Create customer personas to discover new insights and reveal fresh perspectives for your marketing! This checklist will help you build a robust customer persona.
When you are building a persona, think about your buyers and their influencers, as you might need personas for both. B2C and B2B personas are different as well. For B2C, personal characteristics of your buyer may matter significantly. For a B2B buyer, personal characteristics may not have as much influence, but other factors such as corporate climate and purchasing power certainly will.
This customer persona checklist will get you thinking like your customer. You may need more on less detail than what is listed here, or there may be industry-specific elements you want to include. Use this as a starting point, include information that is most relevant to your business or product, and add additional information that you may need. Check out my more detailed post about building customer personas.
Demographics
Sources: CRM, web and social analytics, industry or sales information. Focus on the ones that matter most for your business or product.
- Age
- Gender
- Household income
- Home / family situation – Relationship status?
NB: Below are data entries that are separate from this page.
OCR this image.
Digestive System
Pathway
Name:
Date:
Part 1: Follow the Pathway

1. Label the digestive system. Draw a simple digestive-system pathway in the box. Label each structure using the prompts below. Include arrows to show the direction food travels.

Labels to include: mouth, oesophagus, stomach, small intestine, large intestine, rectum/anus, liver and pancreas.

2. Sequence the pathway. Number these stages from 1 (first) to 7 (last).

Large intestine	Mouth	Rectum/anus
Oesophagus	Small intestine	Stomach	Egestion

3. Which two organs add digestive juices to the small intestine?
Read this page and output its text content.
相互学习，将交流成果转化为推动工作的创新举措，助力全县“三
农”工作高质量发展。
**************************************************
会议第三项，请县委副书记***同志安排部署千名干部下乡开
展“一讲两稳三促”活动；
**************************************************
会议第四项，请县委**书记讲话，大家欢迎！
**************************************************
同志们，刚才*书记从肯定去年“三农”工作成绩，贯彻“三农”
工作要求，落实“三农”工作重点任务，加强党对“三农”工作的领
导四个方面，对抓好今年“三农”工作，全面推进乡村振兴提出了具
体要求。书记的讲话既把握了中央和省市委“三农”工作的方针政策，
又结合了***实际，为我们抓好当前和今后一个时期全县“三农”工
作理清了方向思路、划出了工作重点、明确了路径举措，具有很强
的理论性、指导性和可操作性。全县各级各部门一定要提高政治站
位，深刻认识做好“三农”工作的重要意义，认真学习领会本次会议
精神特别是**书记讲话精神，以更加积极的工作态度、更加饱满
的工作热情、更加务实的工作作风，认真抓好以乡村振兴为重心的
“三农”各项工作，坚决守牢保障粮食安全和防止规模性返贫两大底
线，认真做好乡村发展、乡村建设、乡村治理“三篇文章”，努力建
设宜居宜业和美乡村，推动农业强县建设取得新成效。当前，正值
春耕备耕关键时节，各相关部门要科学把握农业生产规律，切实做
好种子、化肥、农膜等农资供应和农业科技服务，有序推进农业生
Children? Living with parents? Are they a caregiver for aging parents/relatives? Single or multi-family home? Roommates? Pets?
- Personal factors, like health conditions, education level, access to transportation, food security, and so forth as might be relevant
- Professional factors, like job title, years of experience, industry, specialization, decision-making, and others that may be relevant
Social / Behavioral Insights
Sources: Customer surveys and research, generational research, other sociological or industry specific research, sales insights and
- Interests – hobbies, day-to-day activities
- Belief systems – religious, political, or philosophical, causes they care about
- Lifestyle factors – urban or rural, work in an office or at home, typical modes of transportation, exercise and eating habits, etc.
- Who are the primary influencers in their lives? Or, who is most likely to influence this purchase decision?
- What and how do they consume media?
- How do they conduct research for a new purchase?
- Are they researching the purchase of this product, and where/how?
- How long is the purchase cycle for this product?
- Who is ultimately making the purchase (i.e. this person directly or someone else) and how much influence does this person have on that decision?
Problem / Solution
Sources: Customer data from your CRM or first-hand research (surveys, focus groups, etc.). Industry data and research.
- What is the problem the customer is facing?
- Do they realize this is a problem? (this is a completely valid question – people often accept the status quo because they do not realize there is another way).
- Are they aware that solutions exist?
- What solutions have they tried? What has worked or not worked?
- How is your solution the best for this customer?
- What will your solution allow the customer to do that they can not do now?